To his credit, the author corrected him and explained that from what we know such people actually had a fairly steady food supply most of the time.

But what struck me was the reminder that the interviewer’s assumption is really the standard line most people today seem to have grown up with. Is it still in middle school history books or something? I know I kind of half assumed the same thing until, at some point, I thought to myself, “So pre-agricultural humans were living just as other species within ecosystems. They were basically omnivores, eating what was available, much like, say, bears or racoons. So if bears and racoons aren’t routinely struggling with starvation, why would humans have been?”

Call me easy to please, but for me that was quite a little insight! ;D

On the origins of agriculture, there are quite a few theories. Here’s one list:

http://courses.washington.edu/anth457/agorigin.htm

I don’t find any of those theories fully convincing, and some seem clearly wrong. But it’s fascinating to think about.

I understand that early humans weren’t on the verge of death everyday, unable to find any food. I just can’t believe that humans would have continued to farm unless they thought it was doing them good.

Like you mentioned though, “people actually had a fairly steady food supply most of the time.” Is it possible that during a time when there wasn’t a steady food supply that humans discovered agriculture and just blindly continued growing food rather than hunting it?

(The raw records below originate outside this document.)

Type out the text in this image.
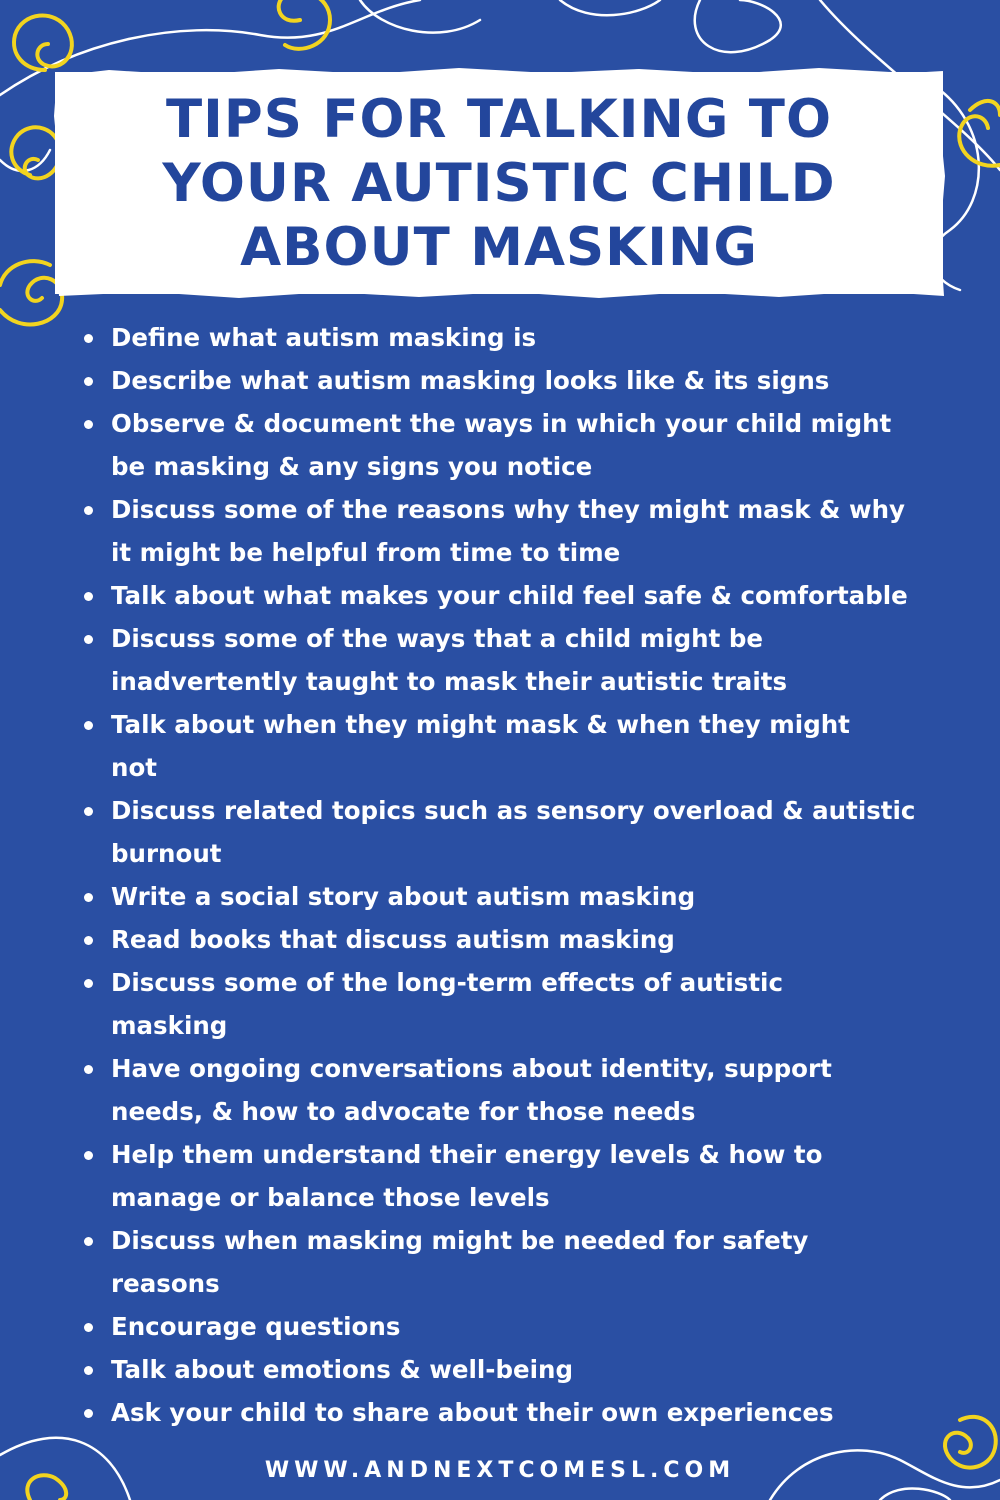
TIPS FOR TALKING TO
YOUR AUTISTIC CHILD
ABOUT MASKING
Define what autism masking is
Describe what autism masking looks like & its signs
Observe & document the ways in which your child might
be masking & any signs you notice
Discuss some of the reasons why they might mask & why
it might be helpful from time to time
Talk about what makes your child feel safe & comfortable
Discuss some of the ways that a child might be
inadvertently taught to mask their autistic traits
Talk about when they might mask & when they might
not
Discuss related topics such as sensory overload & autistic
burnout
Write a social story about autism masking
Read books that discuss autism masking
Discuss some of the long-term effects of autistic
masking
Have ongoing conversations about identity, support
needs, & how to advocate for those needs
Help them understand their energy levels & how to
manage or balance those levels
Discuss when masking might be needed for safety
reasons
Encourage questions
Talk about emotions & well-being
Ask your child to share about their own experiences
WWW.ANDNEXTCOMESL.COM
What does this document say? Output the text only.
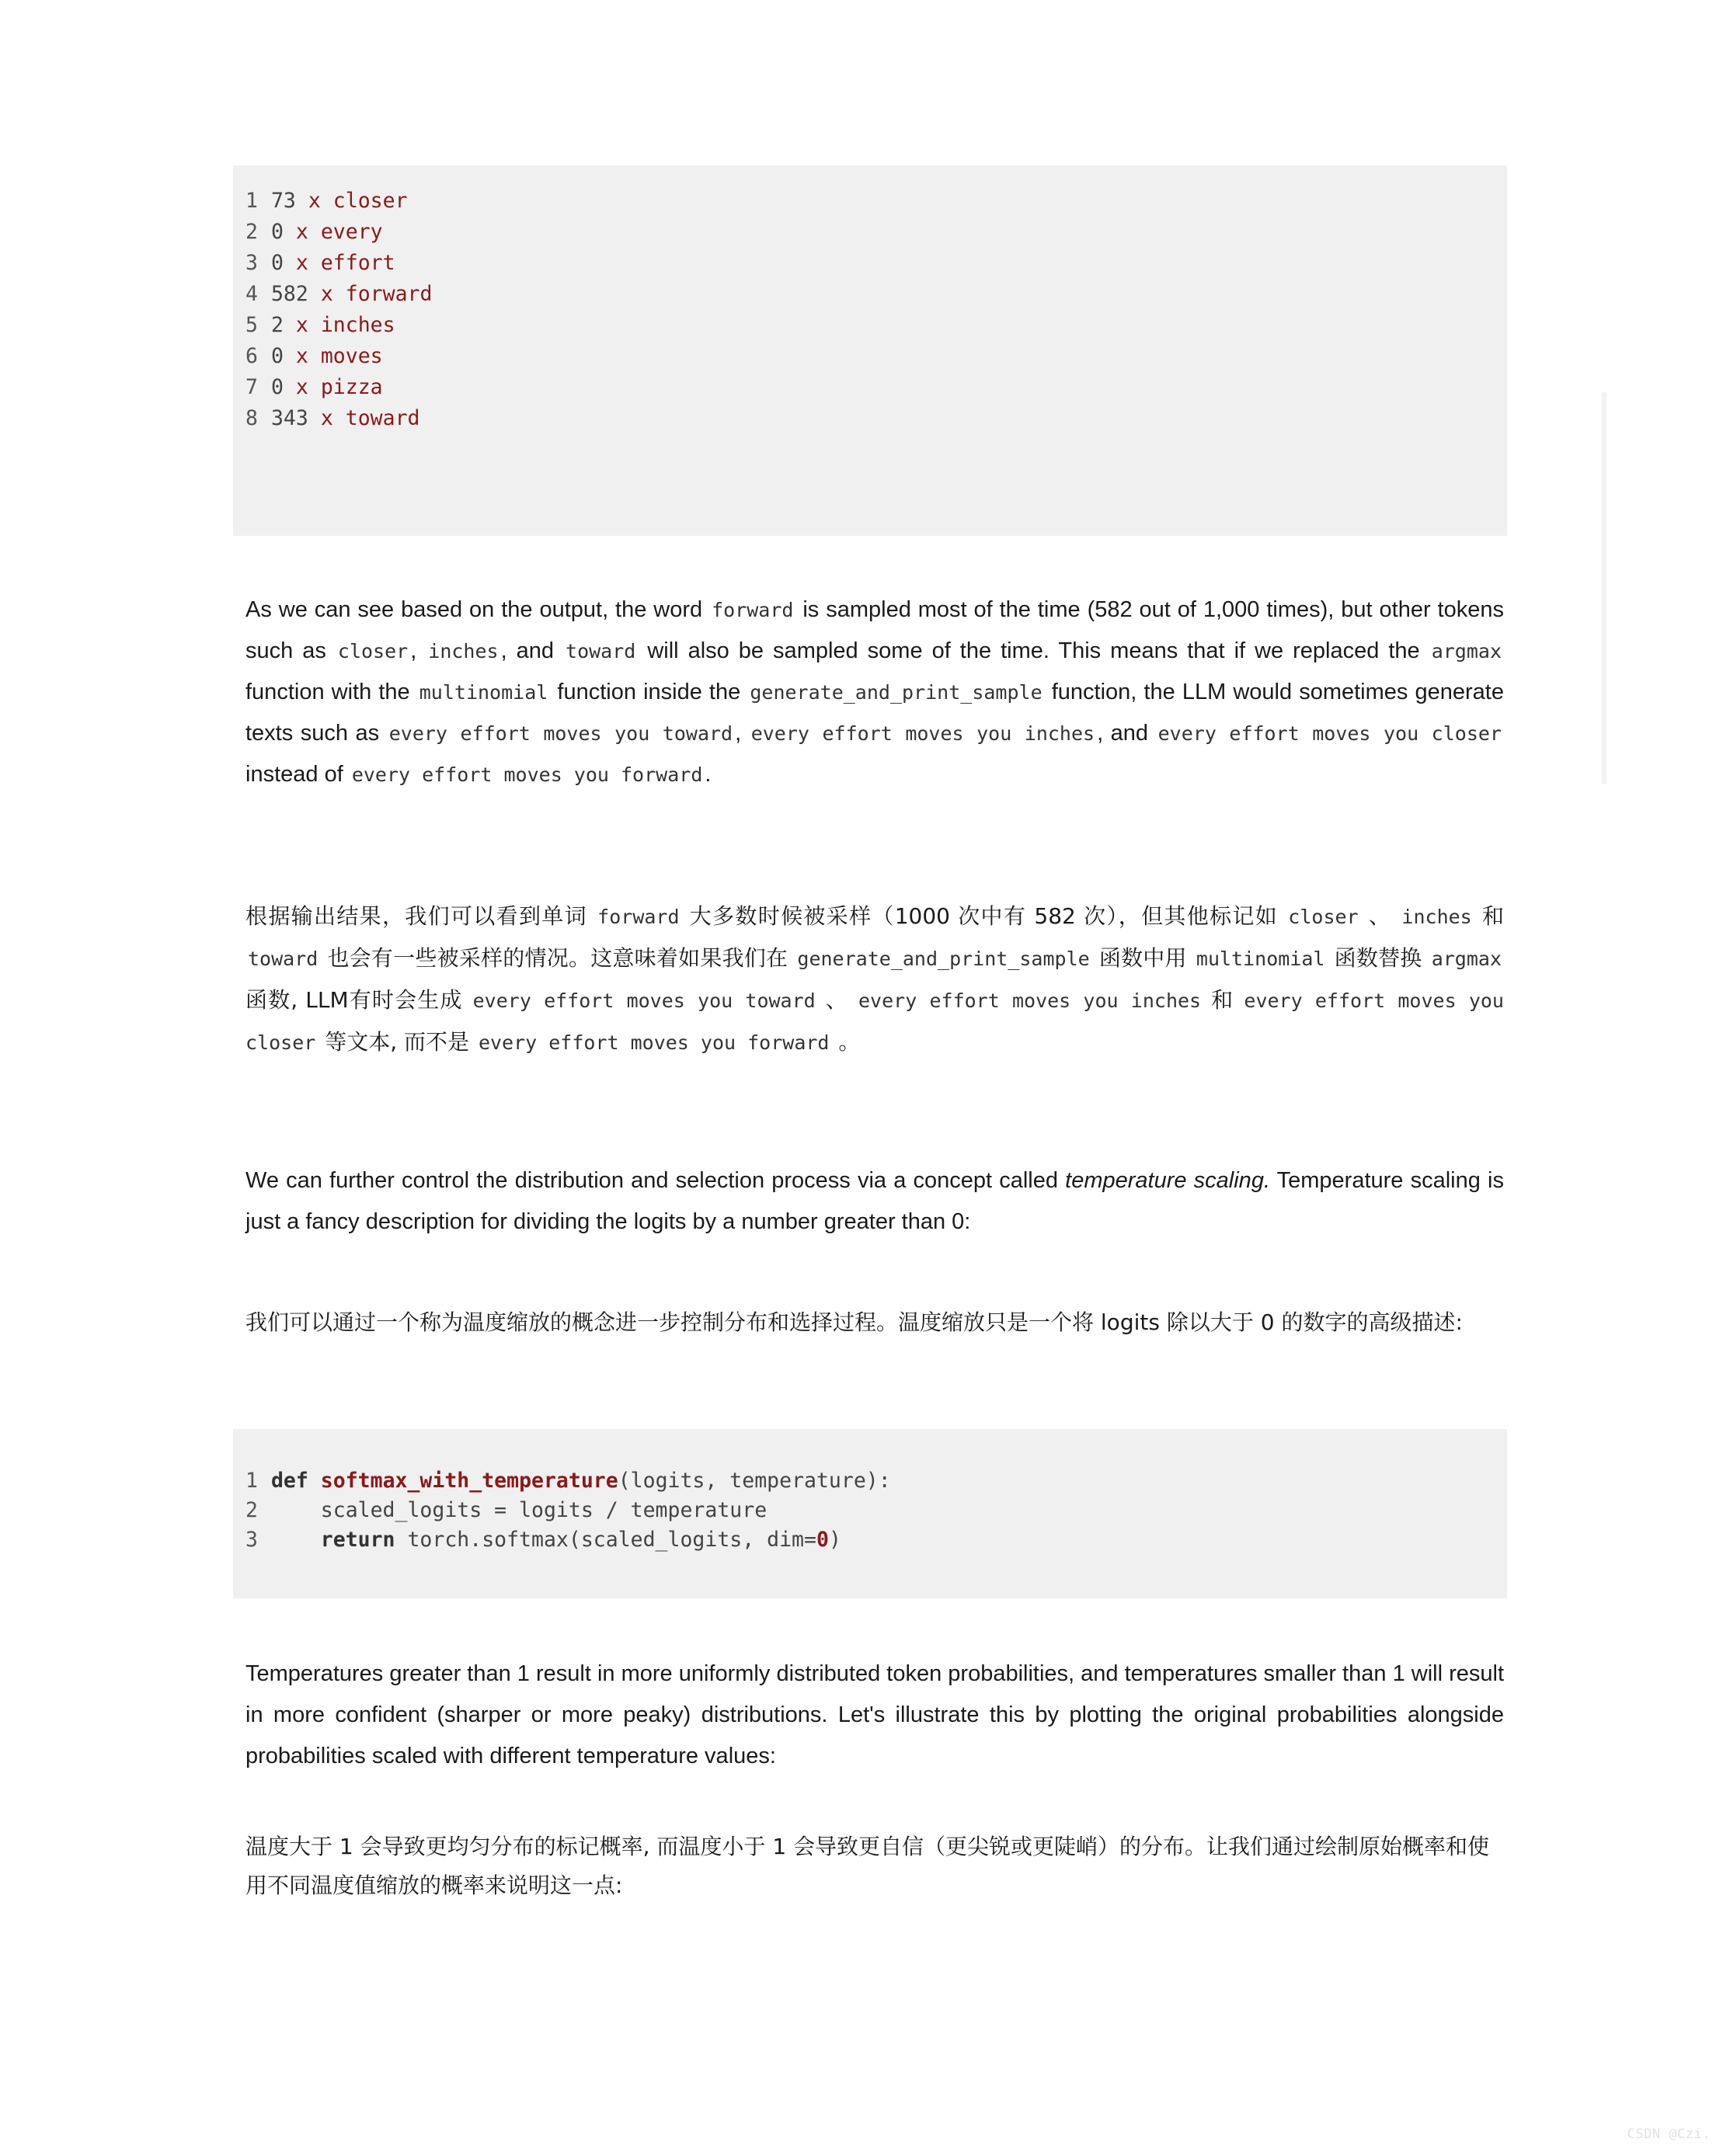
1 73 x closer
2 0 x every
3 0 x effort
4 582 x forward
5 2 x inches
6 0 x moves
7 0 x pizza
8 343 x toward

As we can see based on the output, the word forward is sampled most of the time (582 out of 1,000 times), but other tokens such as closer , inches , and toward will also be sampled some of the time. This means that if we replaced the argmax function with the multinomial function inside the generate_and_print_sample function, the LLM would sometimes generate texts such as every effort moves you toward , every effort moves you inches , and every effort moves you closer instead of every effort moves you forward .

根据输出结果，我们可以看到单词 forward 大多数时候被采样（1000 次中有 582 次），但其他标记如 closer 、 inches 和 toward 也会有一些被采样的情况。这意味着如果我们在 generate_and_print_sample 函数中用 multinomial 函数替换 argmax 函数, LLM有时会生成 every effort moves you toward 、 every effort moves you inches 和 every effort moves you closer 等文本, 而不是 every effort moves you forward 。

We can further control the distribution and selection process via a concept called temperature scaling. Temperature scaling is just a fancy description for dividing the logits by a number greater than 0:

我们可以通过一个称为温度缩放的概念进一步控制分布和选择过程。温度缩放只是一个将 logits 除以大于 0 的数字的高级描述:

1 def softmax_with_temperature(logits, temperature):
2     scaled_logits = logits / temperature
3     return torch.softmax(scaled_logits, dim=0)

Temperatures greater than 1 result in more uniformly distributed token probabilities, and temperatures smaller than 1 will result in more confident (sharper or more peaky) distributions. Let's illustrate this by plotting the original probabilities alongside probabilities scaled with different temperature values:

温度大于 1 会导致更均匀分布的标记概率, 而温度小于 1 会导致更自信（更尖锐或更陡峭）的分布。让我们通过绘制原始概率和使用不同温度值缩放的概率来说明这一点:

CSDN @Czi.
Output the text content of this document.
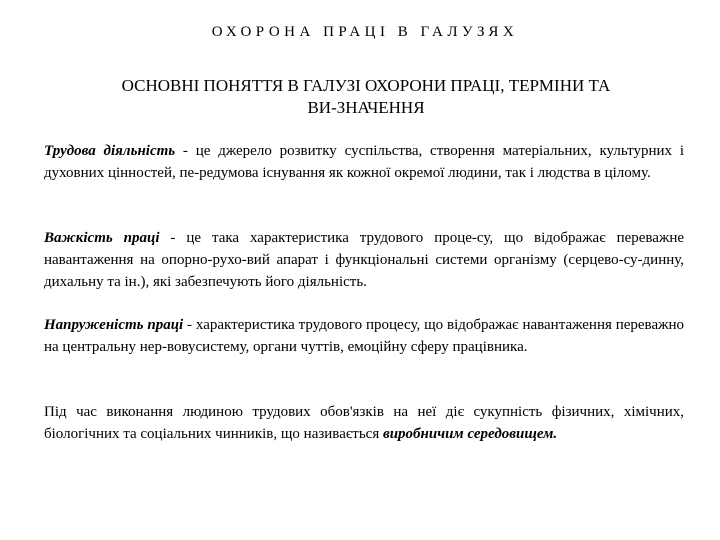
ОХОРОНА ПРАЦІ В ГАЛУЗЯХ
ОСНОВНІ ПОНЯТТЯ В ГАЛУЗІ ОХОРОНИ ПРАЦІ, ТЕРМІНИ ТА
ВИ-ЗНАЧЕННЯ

Трудова діяльність - це джерело розвитку суспільства, створення матеріальних, культурних і духовних цінностей, пе-редумова існування як кожної окремої людини, так і людства в цілому.

Важкість праці - це така характеристика трудового проце-су, що відображає переважне навантаження на опорно-рухо-вий апарат і функціональні системи організму (серцево-су-динну, дихальну та ін.), які забезпечують його діяльність.

Напруженість праці - характеристика трудового процесу, що відображає навантаження переважно на центральну нер-вовусистему, органи чуттів, емоційну сферу працівника.

Під час виконання людиною трудових обов'язків на неї діє сукупність фізичних, хімічних, біологічних та соціальних чинників, що називається виробничим середовищем.
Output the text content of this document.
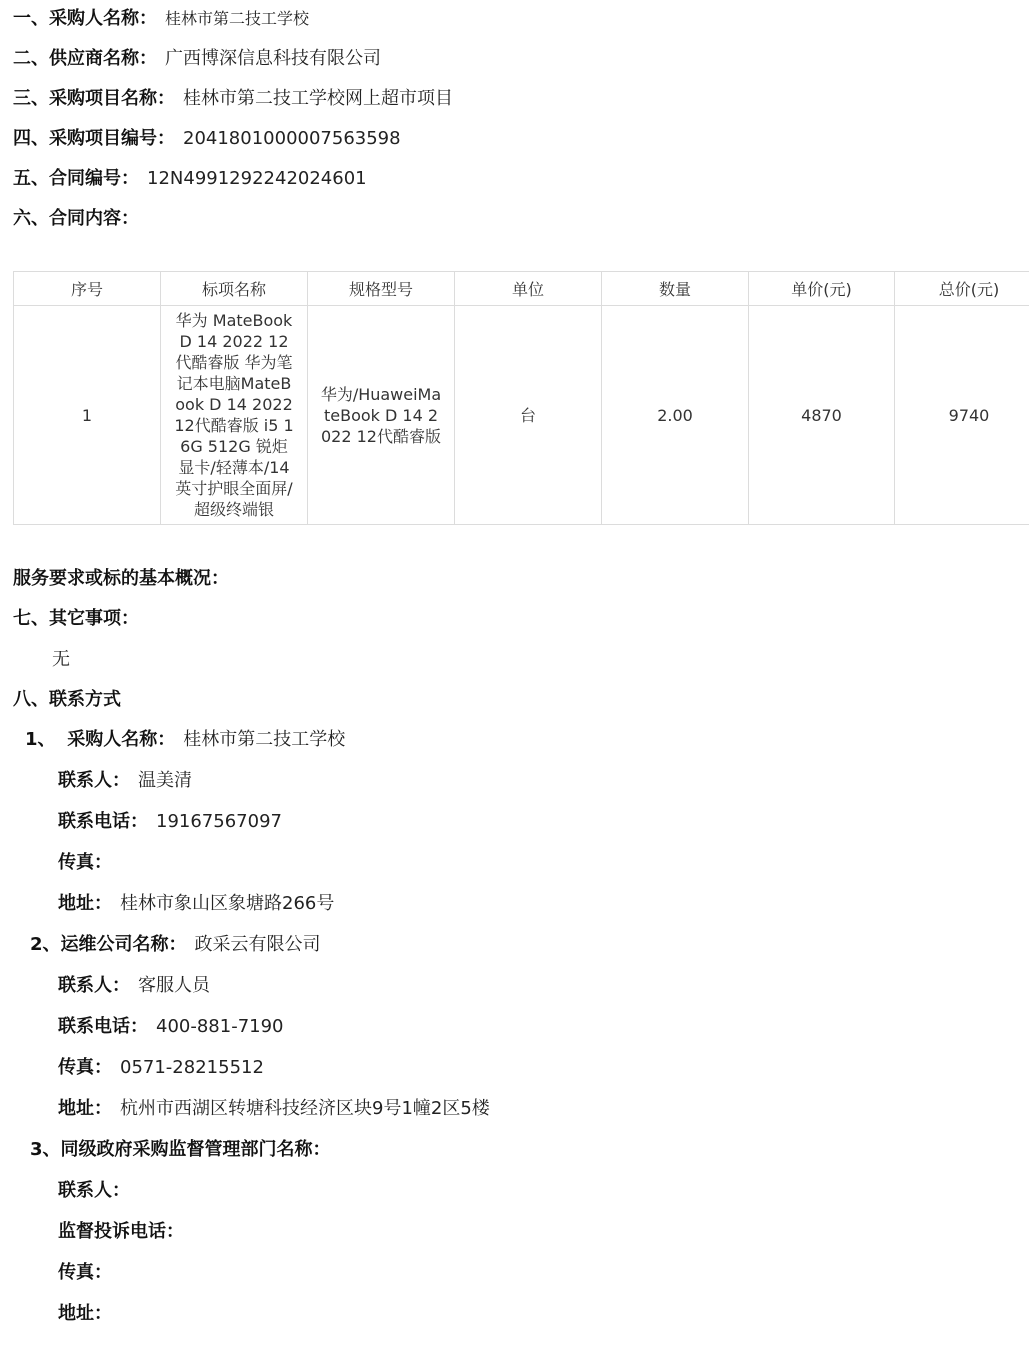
一、采购人名称： 桂林市第二技工学校
二、供应商名称： 广西博深信息科技有限公司
三、采购项目名称： 桂林市第二技工学校网上超市项目
四、采购项目编号： 2041801000007563598
五、合同编号： 12N4991292242024601
六、合同内容：
序号	标项名称	规格型号	单位	数量	单价(元)	总价(元)
1	华为 MateBook D 14 2022 12代酷睿版 华为笔记本电脑MateBook D 14 2022 12代酷睿版 i5 16G 512G 锐炬显卡/轻薄本/14英寸护眼全面屏/超级终端银	华为/HuaweiMateBook D 14 2022 12代酷睿版	台	2.00	4870	9740
服务要求或标的基本概况：
七、其它事项：
无
八、联系方式
1、 采购人名称： 桂林市第二技工学校
联系人： 温美清
联系电话： 19167567097
传真：
地址： 桂林市象山区象塘路266号
2、运维公司名称： 政采云有限公司
联系人： 客服人员
联系电话： 400-881-7190
传真： 0571-28215512
地址： 杭州市西湖区转塘科技经济区块9号1幢2区5楼
3、同级政府采购监督管理部门名称：
联系人：
监督投诉电话：
传真：
地址：
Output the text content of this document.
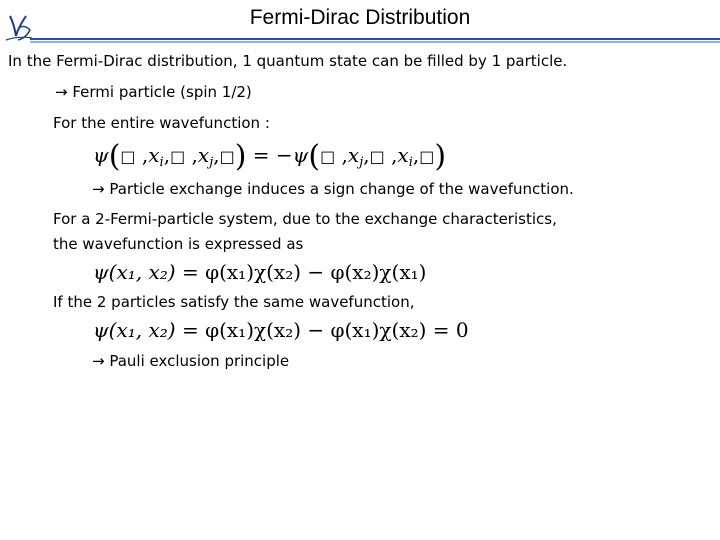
Fermi-Dirac Distribution
In the Fermi-Dirac distribution, 1 quantum state can be filled by 1 particle.
→ Fermi particle (spin 1/2)
For the entire wavefunction :
ψ(□ $,x_i,□$ $,x_j,□$) = −ψ(□ $,x_j,□$ $,x_i,□$)
→ Particle exchange induces a sign change of the wavefunction.
For a 2-Fermi-particle system, due to the exchange characteristics,
the wavefunction is expressed as
ψ(x₁, x₂) = φ(x₁)χ(x₂) − φ(x₂)χ(x₁)
If the 2 particles satisfy the same wavefunction,
ψ(x₁, x₂) = φ(x₁)χ(x₂) − φ(x₁)χ(x₂) = 0
→ Pauli exclusion principle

Just as chimpanzees from Gombe fish for termites with sticks but don’t hunt with spears, while chimps from Senegal hunt for prey with spears but don’t fish for termites (which is a cultural difference, chimps hunt with spears because their parents did) - possibly humans learned to farm from their parents(who grew up during a time of scarcity), so why would they do otherwise? Even if when they were born, wild food was plentiful, they knew farming, not hunting and gathering.

It’s more likely that humans just started growing foods they liked, for no other reason then they wanted more of favored foods. It’s also possible that they grew grains to make alcohol. At some point though, we didn’t stop farming because we were forced to continue under the threat of death/violence from the military controlled by the elites.

Cool, the author mentions a lot of authors. Might have more to say on this on NPR in the future.

Separation into distinct human species would take like 200,000 years without interaction. Would have to be a post-collapse society, or dystopian caste-based civizaton (lasting 20 times longer than Civ has so far (tough chance)), or split groups of colonies in space. Or, could possibly happen in a few generations with genetic engineering?

But it might be shorter if (a) group(s) consciously separated from all other populations. The cultural continuity that would have to exist for that to be realistic would be unrealistically tough though.